Research on Massachusetts education policy
|Massachusetts Teaching, Learning and Leading Survey: Creating School Conditions Where Teachers Stay and Students Thrive|
In March 2008, 40,000 Massachusetts educators responded to the Teaching, Learning and Leading Survey (TeLLS) sponsored by a broad coalition of stakeholders. The final report finds evidence that teachers' perception of working conditions, particularly instructional leadership and participation in decision-making, influence their decisions about where to work. The authors recommend that the findings and data be used to begin conversations among educators and not to make high-stakes decisions.
|Listening to Experts: What Massachusetts Teachers Are Saying About Time and Learning and the Expanded Learning Time Initiative|
Mass2020, the Massachusetts Teacher Association, and the American Federation of Teachers Massachusetts use information from both the TeLLS survey and the evaluation report on the Expanded Learning Time Initiative to demonstrate that teachers value having more time in the school day.
|English Learners in Boston Public Schools in the Aftermath of Policy Change: Enrollment and Educational Outcomes AY2003-AY2006|
In 2002, Massachusetts voters approved Question 2, a referendum to replace transitional bilingual education with a one-year English immersion program.
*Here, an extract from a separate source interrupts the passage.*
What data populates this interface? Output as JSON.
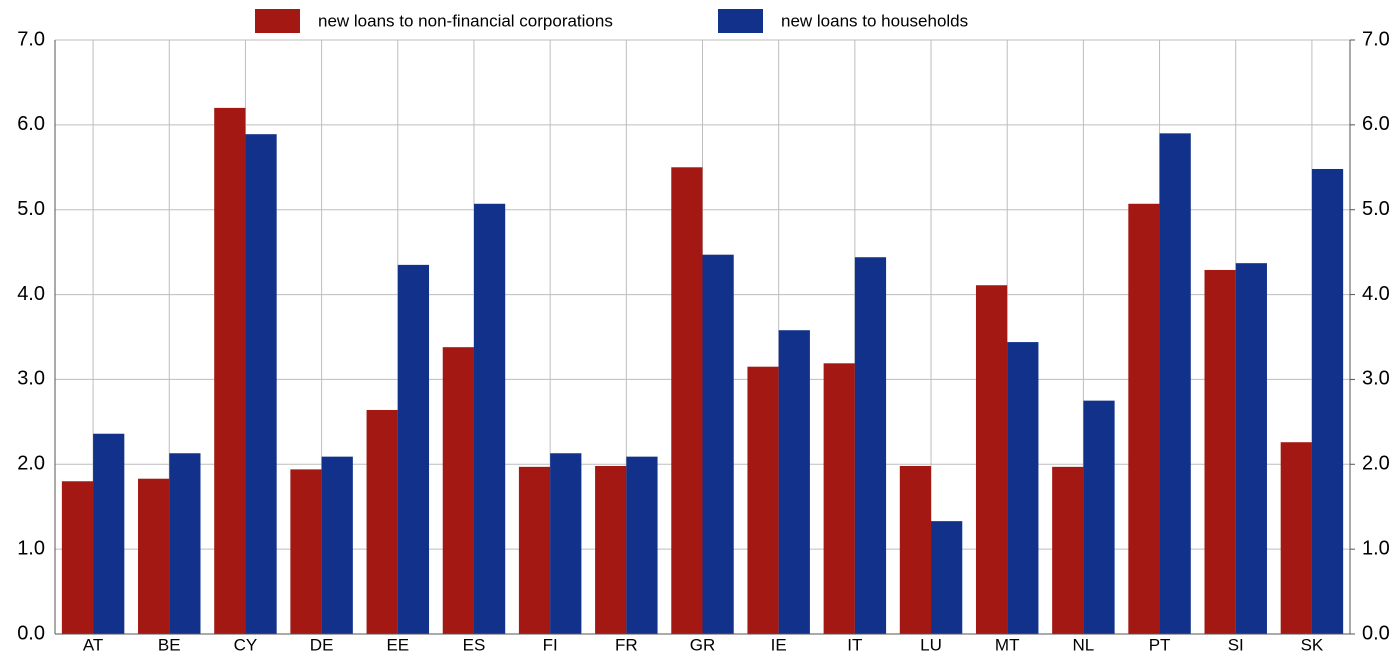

The Gaston Institute at UMass Boston reports that in the three years following implementation of sheltered English immersion in Boston, identification of students and enrollment in programs for English declined, service options for English Language Learners (ELLs) narrowed, dropout rates of ELLs increased substantially, and the achievement gap between ELLs and other Boston students widened.
| ||High School Science Performance Assessments: An Examination of Instruments for Massachusetts|
A study by The Education Development Center examines critical components of nine science interim assessments. Findings point to the need for further discussion about hidden costs in development and implementation, support strategies for assessment implementation by teachers, and the gap in performance assessment of "hands-on" science knowledge.
|Alternative High School Math Pathways in Massachusetts: Developing an On-Ramp to Minimize College Remediation in Mathematics|
Focusing on practical ways to reduce the high need for math remediation in college, this report by the Rennie Center proposes that educators prepare students thoroughly in arithmetic skills by 7th grade and in algebra skills by 12th grade. The Accuplacer test used by Massachusetts state colleges for placements could be an effective interim assessment for high school teachers.
|Meeting the Challenge: Promising Practices for Reducing the Dropout Rate in Massachusetts Schools and Districts|
The Rennie Center identified 11 Massachusetts high schools in 9 districts that have demonstrated sustained reduction of their dropout rates, and provides case-by-case information about their policies and practices.
|How Eight State Education Agencies in the Northeast and Islands Region Identify and Support Low-Performing Schools and Districts|
The Regional Education Laboratory-Northeast and Islands found that states, including Massachusetts, vary widely in how they define low-performing schools and districts, determine academic proficiency, calculate yearly progress, and offer assistance to school and districts. A common factor across all eight was that more schools were newly identified as low-performing in 2007-08 as moved out of that designation.